After that the next step would be to find connections between adjacent grids in the top level octree, this will be useful later for optimizing the pathfinder. Additionally we should record a link between the adjacent cells in the connected grids.
Additionally, we can make this spatial map dynamic thanks, again, to the octree data structure. It’s really easy to determine what parts of the spatial map need to be reevaluated given the position and volume of any change that might occur, although this isn’t something we want to do in constant time, it should be fairly quick to update.
Pathfinding:
The Goal-Based Vector Field Pathfinding algorithm requires that we evaluate a whole grid each time we want to find a path to a point, and that there exists a version of the flow field grid for each goal. Obviously we don’t want to evaluate every grid cell on the surface of a 16,000x16,000 stud map, so we need a solution to cut down on the number of grids we need to evaluate.

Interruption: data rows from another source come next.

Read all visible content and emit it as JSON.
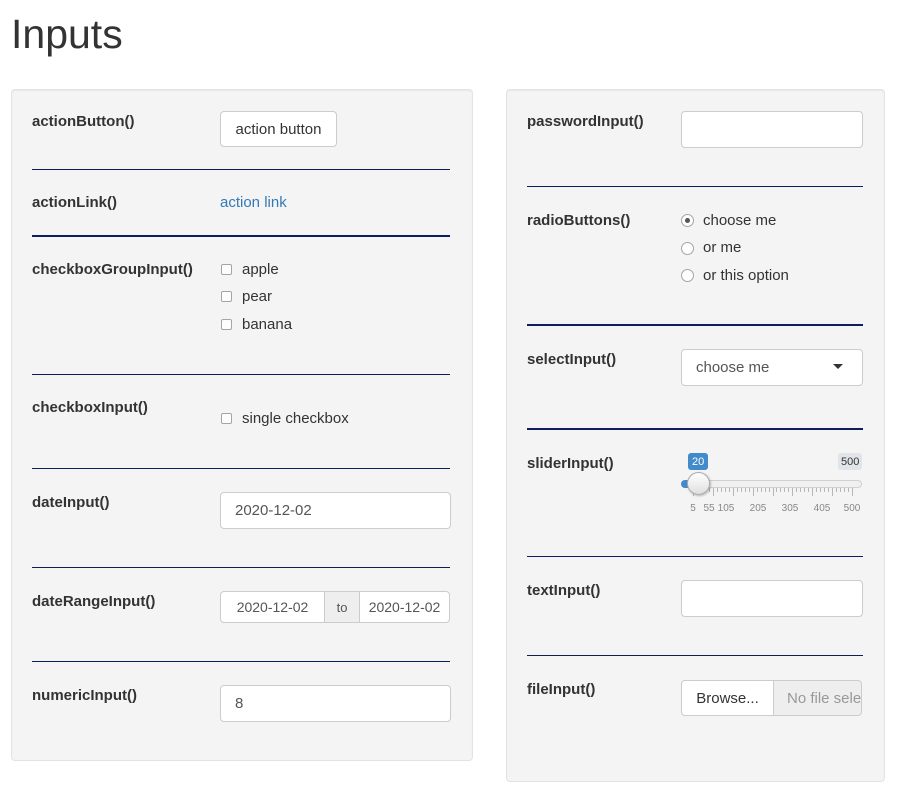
{
  "title": "Inputs",
  "left": {
    "action_button": {
      "label": "actionButton()",
      "button": "action button"
    },
    "action_link": {
      "label": "actionLink()",
      "link": "action link"
    },
    "checkbox_group": {
      "label": "checkboxGroupInput()",
      "options": [
        "apple",
        "pear",
        "banana"
      ]
    },
    "checkbox": {
      "label": "checkboxInput()",
      "option": "single checkbox"
    },
    "date": {
      "label": "dateInput()",
      "value": "2020-12-02"
    },
    "date_range": {
      "label": "dateRangeInput()",
      "start": "2020-12-02",
      "separator": "to",
      "end": "2020-12-02"
    },
    "numeric": {
      "label": "numericInput()",
      "value": "8"
    }
  },
  "right": {
    "password": {
      "label": "passwordInput()",
      "value": ""
    },
    "radio": {
      "label": "radioButtons()",
      "options": [
        "choose me",
        "or me",
        "or this option"
      ],
      "selected": 0
    },
    "select": {
      "label": "selectInput()",
      "value": "choose me"
    },
    "slider": {
      "label": "sliderInput()",
      "min": 5,
      "max": 500,
      "value": 20,
      "value_label": "20",
      "max_label": "500",
      "tick_labels": [
        "5",
        "55",
        "105",
        "205",
        "305",
        "405",
        "500"
      ]
    },
    "text": {
      "label": "textInput()",
      "value": ""
    },
    "file": {
      "label": "fileInput()",
      "button": "Browse...",
      "placeholder": "No file selected"
    }
  }
}
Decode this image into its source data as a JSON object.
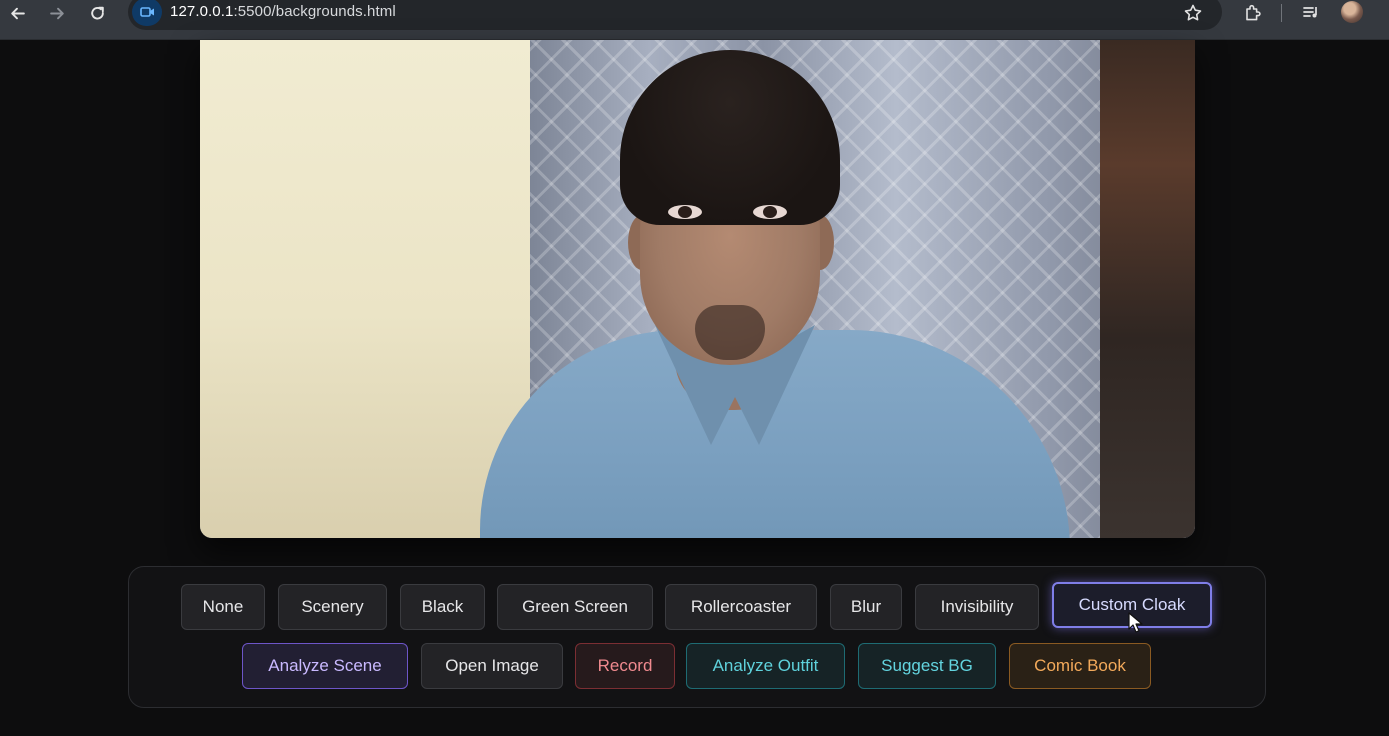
{
  "browser": {
    "url_host": "127.0.0.1",
    "url_rest": ":5500/backgrounds.html",
    "icons": [
      "back-arrow-icon",
      "forward-arrow-icon",
      "reload-icon",
      "video-camera-icon",
      "star-icon",
      "extensions-icon",
      "media-control-icon",
      "profile-avatar"
    ]
  },
  "video": {
    "description_icon": "webcam-feed"
  },
  "controls": {
    "row1": [
      {
        "label": "None"
      },
      {
        "label": "Scenery"
      },
      {
        "label": "Black"
      },
      {
        "label": "Green Screen"
      },
      {
        "label": "Rollercoaster"
      },
      {
        "label": "Blur"
      },
      {
        "label": "Invisibility"
      },
      {
        "label": "Custom Cloak",
        "active": true
      }
    ],
    "row2": [
      {
        "label": "Analyze Scene",
        "accent": "#6d55c8"
      },
      {
        "label": "Open Image"
      },
      {
        "label": "Record",
        "accent": "#f08a8f"
      },
      {
        "label": "Analyze Outfit",
        "accent": "#5fd2dc"
      },
      {
        "label": "Suggest BG",
        "accent": "#63d4df"
      },
      {
        "label": "Comic Book",
        "accent": "#f3aa5b"
      }
    ]
  }
}
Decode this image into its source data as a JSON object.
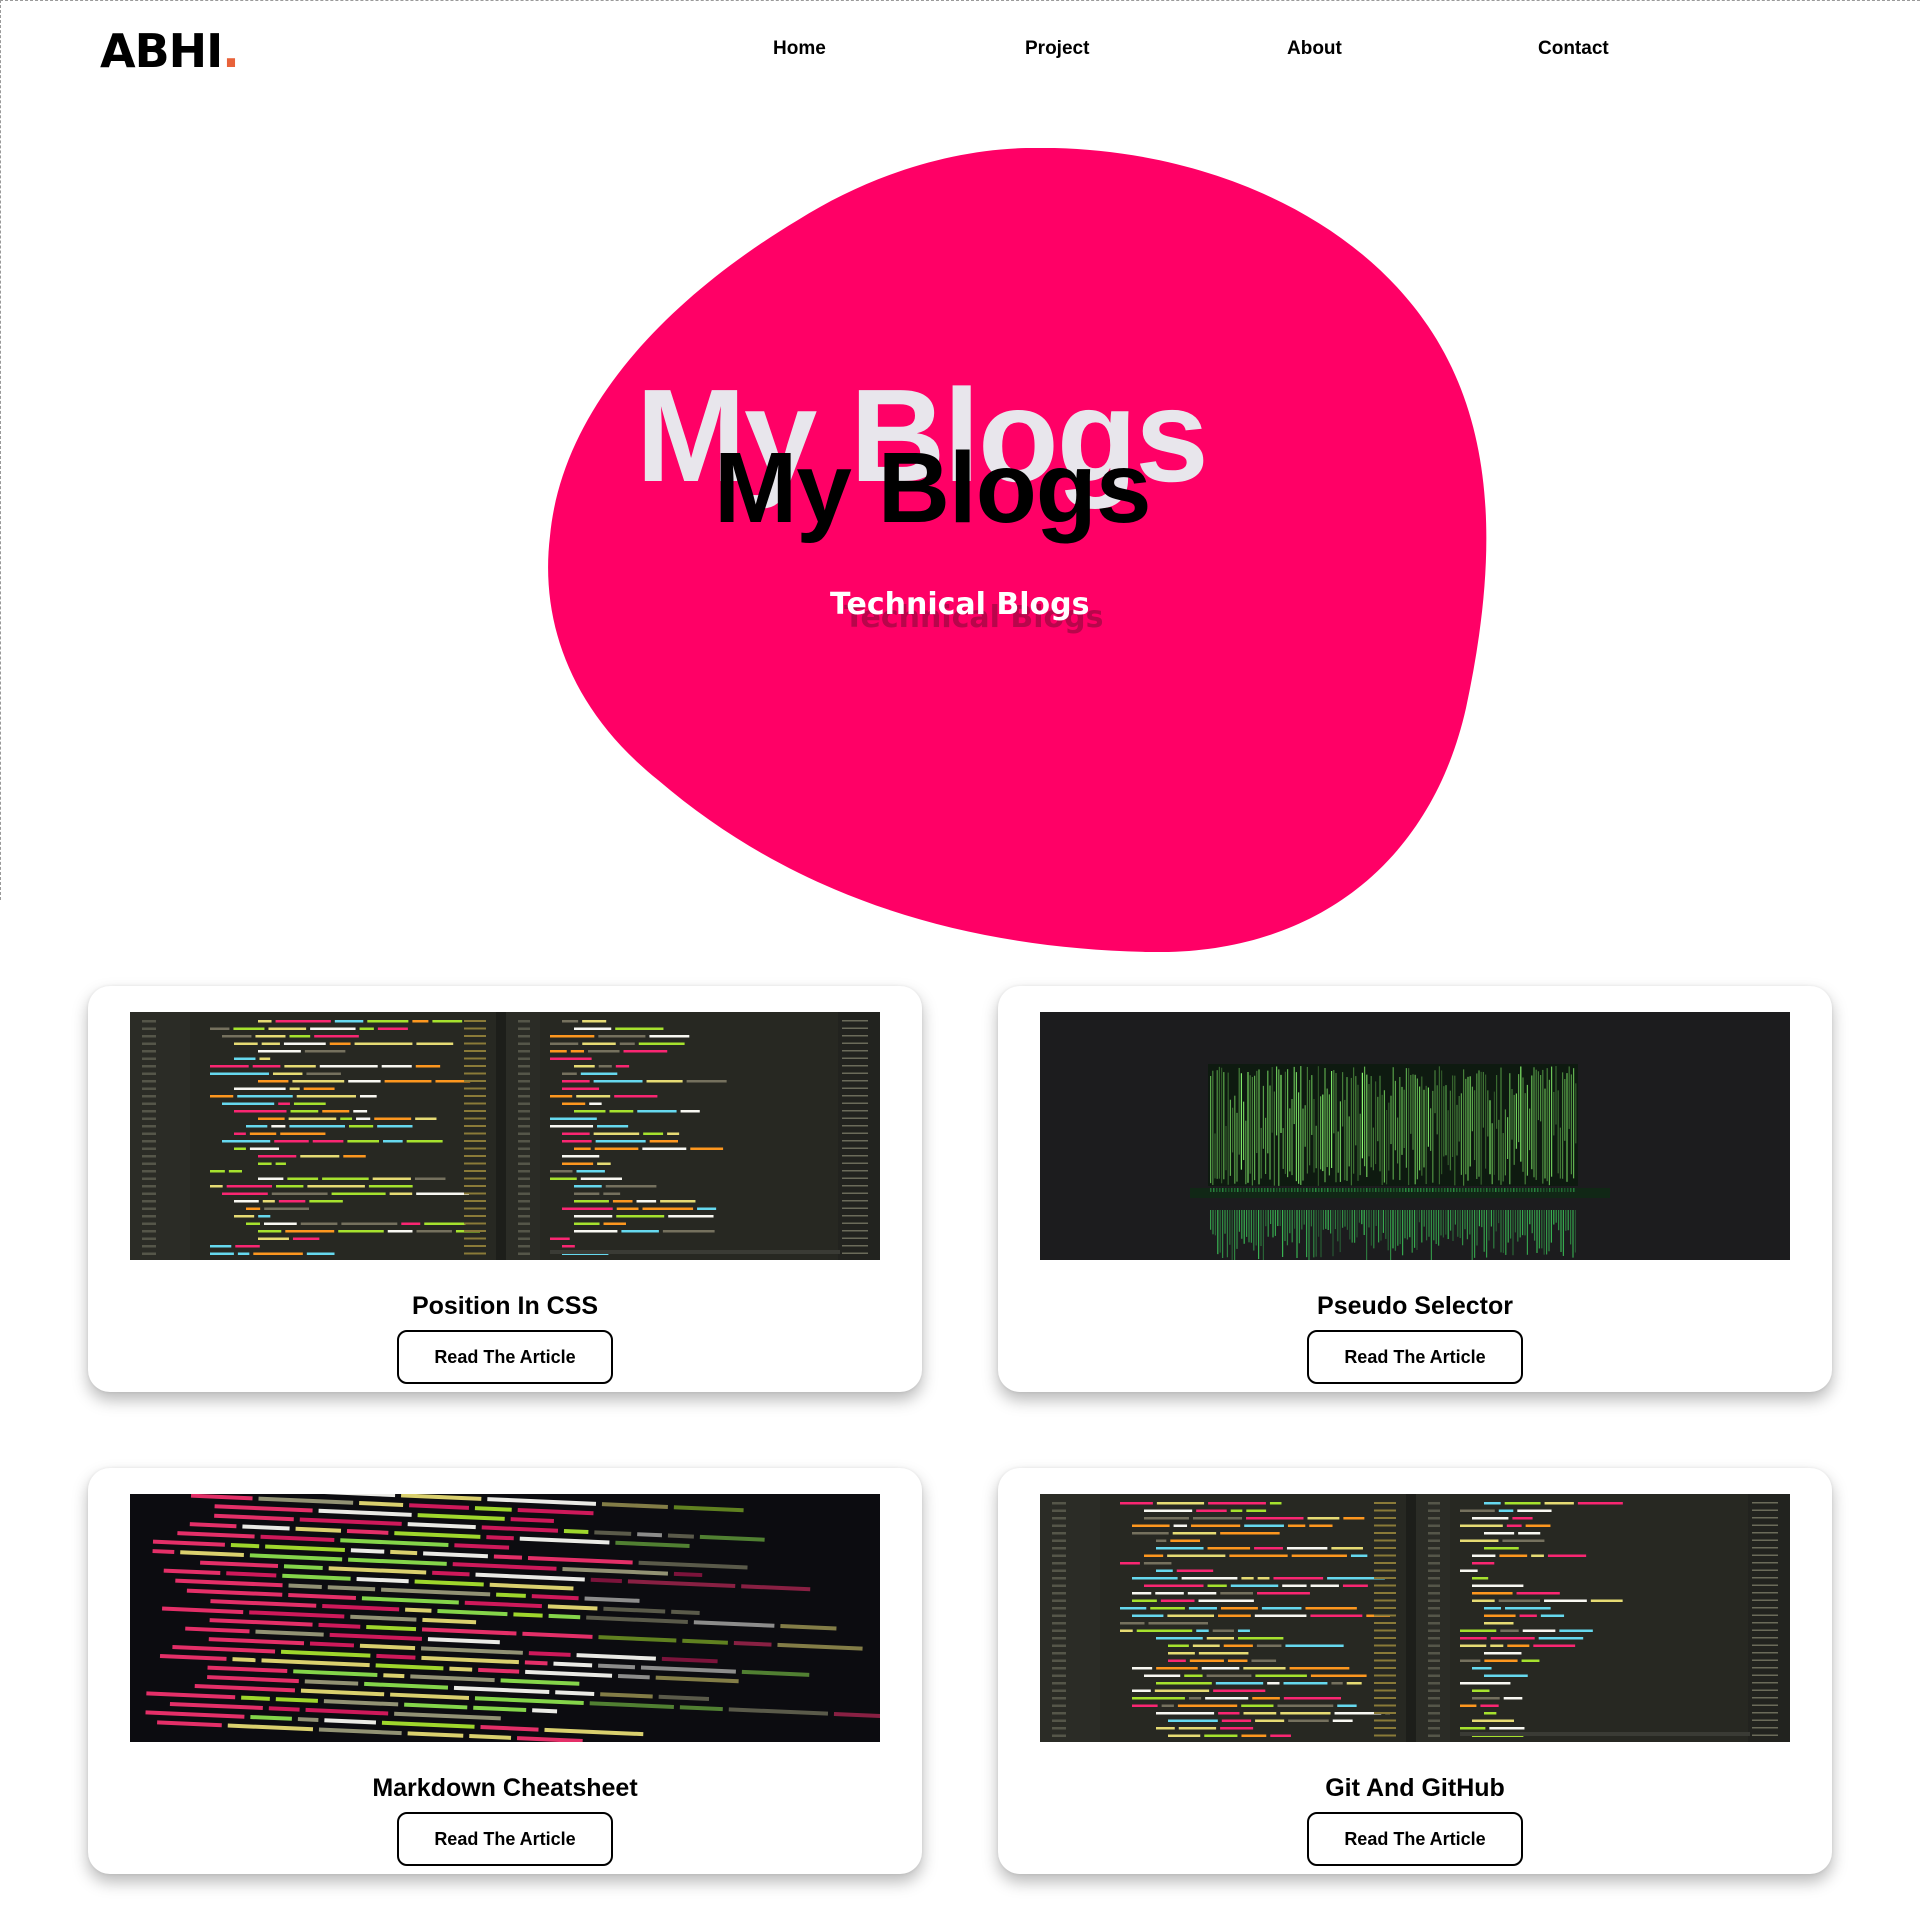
{
  "header": {
    "logo_text": "ABHI",
    "logo_dot": ".",
    "nav": [
      "Home",
      "Project",
      "About",
      "Contact"
    ]
  },
  "hero": {
    "title_shadow": "My Blogs",
    "title": "My Blogs",
    "subtitle": "Technical Blogs",
    "blob_color": "#ff0066"
  },
  "colors": {
    "accent": "#e8623a",
    "blob": "#ff0066"
  },
  "cards": [
    {
      "title": "Position In CSS",
      "button": "Read The Article",
      "image": "code-editor-screenshot"
    },
    {
      "title": "Pseudo Selector",
      "button": "Read The Article",
      "image": "matrix-code-screen"
    },
    {
      "title": "Markdown Cheatsheet",
      "button": "Read The Article",
      "image": "html-code-closeup"
    },
    {
      "title": "Git And GitHub",
      "button": "Read The Article",
      "image": "code-editor-screenshot"
    }
  ]
}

So the next step is to do some lower fidelity pathfinding. One of the really great things about the octree spatial map is that now we have a really big grid, perhaps 512x512x512 studs per cell, that we can do some pathfinding on. We can employ the classic A* technique on these top-level octrees to find the sections we actually want to evaluate the grids for. Consider worst case on a 16k x 16k map with 512x512 grid the number of possible grids that need to be updated would be ~50. I’m never going to pathfind that far, maybe 1000 studs at most so that would narrow the evaluation grid down to ~2 (more in some cases where there exists no connection between “adjacent” grids).
This is a huge optimization taking us from needing to update ~980 grids to ~2 grids.
Finally, the last step that comes to mind is to actually perform the Goal-Based Vector Field Pathfinding algorithm, the only difference is that your implementation would need to traverse multiple grids, thanks to the step we performed earlier where we recorded links between the adjacent cells between grids this should be somewhat trivial.